Consider the following assertion:
expect(screen.getByText(/click here/i)).toBeInTheDocument();
This selector will match the text content "Click here". There's nothing inherently wrong with this assertion. However, because the selector uses regex and case insensitivity to broadly find text, it will also match the following texts:
- "click here" (uncapitalized)
- "CLIck HeRe" (case is completely wrong)
- "double click heresy" (substring of another string we might not intend to match)
- "PLEASE DO NOT click here" (substring of another string we might not intend to match)
The best practice for asserting existence of an element is to use a very specific selector to find the exact element.
expect(screen.getByRole("button", { name: "Click here" })).toBeInTheDocument();
Now we're using an exact string literal to ensure that our text exactly matches a DOM element's text. We've also added a role to double check that we're actually matching a <button />
.
You can even go further: testing-library lets you work with selectors within selectors with their within
function:
expect(
within(screen.getByRole("dialog"))
.getByRole("button", { name: "Click here" })
).toBeInTheDocument();
In contrast, the opposite is true for asserting the absence of an element. If we write the assertion below and make an accidental typo:
expect(screen.queryByText("click here")).not.toBeInTheDocument(); // "click" should have been capitalized
This assertion will always pass, regardless of whether the element exists or not. The best practice here is to use a very broad selector to prevent typos and refactors from creating false positives in your tests.

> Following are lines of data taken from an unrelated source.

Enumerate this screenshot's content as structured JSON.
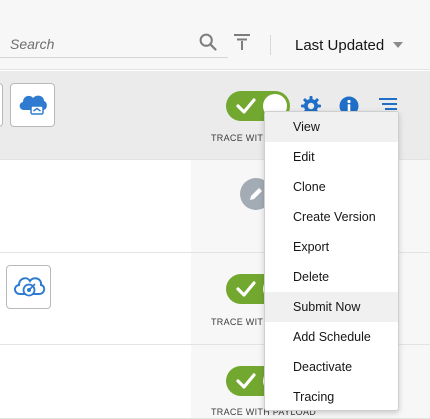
{
  "search": {
    "placeholder": "Search",
    "value": ""
  },
  "sort": {
    "label": "Last Updated"
  },
  "rows": [
    {
      "trace_label": "TRACE WITH PAYLOAD"
    },
    {
      "trace_label": ""
    },
    {
      "trace_label": "TRACE WITH PAYLOAD"
    },
    {
      "trace_label": "TRACE WITH PAYLOAD"
    }
  ],
  "menu": {
    "items": [
      {
        "label": "View"
      },
      {
        "label": "Edit"
      },
      {
        "label": "Clone"
      },
      {
        "label": "Create Version"
      },
      {
        "label": "Export"
      },
      {
        "label": "Delete"
      },
      {
        "label": "Submit Now"
      },
      {
        "label": "Add Schedule"
      },
      {
        "label": "Deactivate"
      },
      {
        "label": "Tracing"
      }
    ]
  },
  "icons": {
    "search": "search-icon",
    "filter": "filter-icon",
    "settings": "gear-icon",
    "info": "info-icon",
    "actions": "menu-lines-icon",
    "edit": "pencil-icon",
    "integration_cloud": "cloud-share-icon",
    "integration_target": "cloud-target-icon"
  },
  "colors": {
    "toggle_on": "#72a730",
    "accent_blue": "#1f6ec8",
    "edit_badge": "#a3acb5",
    "menu_highlight": "#f0f0f0"
  }
}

expect(screen.queryByText(/click/i)).not.toBeInTheDocument();
If we use regex and case insensitivity, we're prevent our human errors (typos) from creating false positives in our tests.
Better yet, if you can broaden your scope even further, write an assertion only based on role:
expect(screen.queryByRole("button")).not.toBeInTheDocument();
Conclusion ¶
Writing tests for software gives you confidence that your code works as expected and can catch critical bugs before they happen. The more you write tests, the better you will become at writing great tests. Remember, you're writing tests to document your business logic and prevent yourself and other developers from making obvious mistakes years from now. Thanks for listening!